7月半ばに中学の同窓会があって、4年数ヶ月ぶりに故郷の岐阜に帰りました。同窓会の会場は、柳ケ瀬と呼ばれる繁華街の一角にある中華料理店でした。夕方、タクシーで会場近くにたどり着いて先ず驚いたことは、アーケード商店街の寂びれぶりでした。日曜日にもかかわらずシャッターの閉まった店が目立ち人影も見当たりません。往時の面影はどこへやらです。

90年代に両親が他界した時期、法事で帰省するたびに衰退が進む中心部の惨状に心を痛めていましたが、今はさらに深刻な状況を呈しているように感じます。かつて存在した大型商業施設5店舗のうち4店舗が撤退したという現実からも、岐阜市の窮状は明らかです。1980年頃と比べて市の人口が著しく減ったわけではないので、衰退の原因はどうやらほかにありそうです。

鉄道旅客域内移動率という面白いデータがあります。この域内移動率が最も低いのが岐阜県で何と47.20%。岐阜県を出る鉄道旅客の半分以上が他県に出ており、鉄道利用者の多くが名古屋圏に通勤していると推測されます。つまり、住民を居住地に引き留める職場やショッピングエリアが岐阜には乏しいということです。

鉄道ファンとしてもうひとつ気になったのが、2005年4月1日に路面電車三路線が廃止されたこと。市議会は1967年に路面電車廃止決議を行っていますから、念願かなったりということでしょうが、却って市民の公共交通離れを招いたと指摘されています。モ510形には格別の愛着を感じていただけに残念でなりません。
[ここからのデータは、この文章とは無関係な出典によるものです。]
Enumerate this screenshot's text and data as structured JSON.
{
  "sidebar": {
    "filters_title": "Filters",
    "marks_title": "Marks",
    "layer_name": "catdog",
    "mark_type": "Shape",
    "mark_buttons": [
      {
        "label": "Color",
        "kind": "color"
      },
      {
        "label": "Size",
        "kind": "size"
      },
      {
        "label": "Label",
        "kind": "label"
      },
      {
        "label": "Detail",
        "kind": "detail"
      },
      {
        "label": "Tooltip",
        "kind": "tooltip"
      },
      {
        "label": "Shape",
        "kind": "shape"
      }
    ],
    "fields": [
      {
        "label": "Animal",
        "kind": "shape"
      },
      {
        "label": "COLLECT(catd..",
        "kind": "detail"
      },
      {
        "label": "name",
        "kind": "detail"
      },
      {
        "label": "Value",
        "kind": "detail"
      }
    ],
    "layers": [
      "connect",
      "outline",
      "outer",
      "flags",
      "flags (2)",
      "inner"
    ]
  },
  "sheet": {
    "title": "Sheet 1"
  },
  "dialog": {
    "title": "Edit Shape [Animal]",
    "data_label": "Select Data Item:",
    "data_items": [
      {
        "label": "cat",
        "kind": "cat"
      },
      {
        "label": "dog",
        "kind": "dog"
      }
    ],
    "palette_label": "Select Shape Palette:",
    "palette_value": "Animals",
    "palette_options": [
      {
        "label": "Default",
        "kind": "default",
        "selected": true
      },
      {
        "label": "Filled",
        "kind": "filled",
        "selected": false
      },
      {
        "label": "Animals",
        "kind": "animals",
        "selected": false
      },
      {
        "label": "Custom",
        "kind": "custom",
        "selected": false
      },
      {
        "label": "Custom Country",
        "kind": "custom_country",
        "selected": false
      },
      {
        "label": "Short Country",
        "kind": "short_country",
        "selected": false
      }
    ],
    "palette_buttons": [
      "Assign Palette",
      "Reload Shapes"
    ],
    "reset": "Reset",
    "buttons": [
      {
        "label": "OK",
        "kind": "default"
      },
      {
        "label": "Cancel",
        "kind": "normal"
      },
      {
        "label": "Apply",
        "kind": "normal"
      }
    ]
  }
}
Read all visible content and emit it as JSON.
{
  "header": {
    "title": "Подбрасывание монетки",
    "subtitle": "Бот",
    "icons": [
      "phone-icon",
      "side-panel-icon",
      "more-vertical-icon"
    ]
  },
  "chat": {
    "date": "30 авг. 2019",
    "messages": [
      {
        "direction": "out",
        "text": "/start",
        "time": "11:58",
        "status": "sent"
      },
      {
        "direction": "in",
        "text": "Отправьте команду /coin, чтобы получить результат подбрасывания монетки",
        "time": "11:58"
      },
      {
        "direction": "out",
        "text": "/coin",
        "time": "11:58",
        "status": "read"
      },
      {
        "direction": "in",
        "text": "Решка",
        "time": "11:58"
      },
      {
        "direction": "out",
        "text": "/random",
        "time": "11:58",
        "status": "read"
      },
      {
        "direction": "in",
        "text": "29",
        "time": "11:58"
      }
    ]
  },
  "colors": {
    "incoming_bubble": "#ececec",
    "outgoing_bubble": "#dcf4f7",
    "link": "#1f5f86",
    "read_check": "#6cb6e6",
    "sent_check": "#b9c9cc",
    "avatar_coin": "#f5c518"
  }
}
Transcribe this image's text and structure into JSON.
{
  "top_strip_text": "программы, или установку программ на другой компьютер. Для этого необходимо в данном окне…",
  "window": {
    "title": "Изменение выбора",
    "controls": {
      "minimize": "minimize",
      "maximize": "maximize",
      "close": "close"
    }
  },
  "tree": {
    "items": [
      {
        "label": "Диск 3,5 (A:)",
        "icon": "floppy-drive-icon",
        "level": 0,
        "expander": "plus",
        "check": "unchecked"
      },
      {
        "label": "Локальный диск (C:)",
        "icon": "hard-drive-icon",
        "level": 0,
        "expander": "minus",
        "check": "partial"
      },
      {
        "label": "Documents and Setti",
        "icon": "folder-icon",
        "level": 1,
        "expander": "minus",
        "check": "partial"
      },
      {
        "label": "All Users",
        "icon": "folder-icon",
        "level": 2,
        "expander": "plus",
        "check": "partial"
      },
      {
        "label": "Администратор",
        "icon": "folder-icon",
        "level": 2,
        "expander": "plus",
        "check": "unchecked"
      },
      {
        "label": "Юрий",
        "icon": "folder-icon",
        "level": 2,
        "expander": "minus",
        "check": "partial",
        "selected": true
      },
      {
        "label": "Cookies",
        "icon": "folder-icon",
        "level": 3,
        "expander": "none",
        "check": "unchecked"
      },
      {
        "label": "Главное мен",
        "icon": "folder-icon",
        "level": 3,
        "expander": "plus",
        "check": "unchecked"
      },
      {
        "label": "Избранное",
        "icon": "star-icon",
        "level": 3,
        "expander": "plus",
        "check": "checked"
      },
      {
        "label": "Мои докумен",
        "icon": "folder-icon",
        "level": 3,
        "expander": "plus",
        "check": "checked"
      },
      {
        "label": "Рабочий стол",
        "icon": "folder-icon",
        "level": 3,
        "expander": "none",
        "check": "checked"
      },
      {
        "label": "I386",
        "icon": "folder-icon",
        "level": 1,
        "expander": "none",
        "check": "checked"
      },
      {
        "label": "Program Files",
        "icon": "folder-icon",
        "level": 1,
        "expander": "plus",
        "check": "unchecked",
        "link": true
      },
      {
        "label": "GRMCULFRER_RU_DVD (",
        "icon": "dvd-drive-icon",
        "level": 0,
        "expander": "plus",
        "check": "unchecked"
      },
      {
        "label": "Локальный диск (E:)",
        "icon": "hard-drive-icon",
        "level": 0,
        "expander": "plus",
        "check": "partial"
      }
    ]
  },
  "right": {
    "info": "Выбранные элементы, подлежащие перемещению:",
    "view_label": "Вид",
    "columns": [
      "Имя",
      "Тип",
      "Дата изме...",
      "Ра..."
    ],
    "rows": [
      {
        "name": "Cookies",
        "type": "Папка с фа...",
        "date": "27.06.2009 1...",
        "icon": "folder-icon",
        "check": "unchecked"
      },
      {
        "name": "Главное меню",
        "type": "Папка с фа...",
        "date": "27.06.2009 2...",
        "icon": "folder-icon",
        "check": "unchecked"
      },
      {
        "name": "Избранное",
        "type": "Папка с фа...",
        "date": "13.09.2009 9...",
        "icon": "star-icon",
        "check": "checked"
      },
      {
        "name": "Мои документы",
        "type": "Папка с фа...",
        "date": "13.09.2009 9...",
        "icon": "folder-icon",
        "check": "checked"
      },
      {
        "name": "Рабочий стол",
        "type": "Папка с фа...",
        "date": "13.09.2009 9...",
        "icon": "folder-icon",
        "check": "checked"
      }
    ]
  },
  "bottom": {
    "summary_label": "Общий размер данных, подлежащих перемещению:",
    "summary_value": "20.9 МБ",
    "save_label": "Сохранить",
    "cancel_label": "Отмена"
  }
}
欧米ではLRT(次世代型路面電車システム)が主流ですから、時代に逆行する動きだという見方も成立します。街の活性化に路面電車は寧ろプラスだと思うのですが・・・

活気がなくてパッとしない県庁所在地といえば、前橋市岐阜市が双璧のようです。岐阜市の2015年度最高路線価は400千円/平方メートル・・・土地価格の推移を見ると自ずと市勢が分かるというものですね。

昨年、高島屋市街地再開発事業が本格始動したので、岐阜市の行く末に少し明るい兆しが見えてきたのかも知れません。そんななか、長年放置していた実家の敷地を売却することに決めました。その理由はあらためて記事にするつもりです。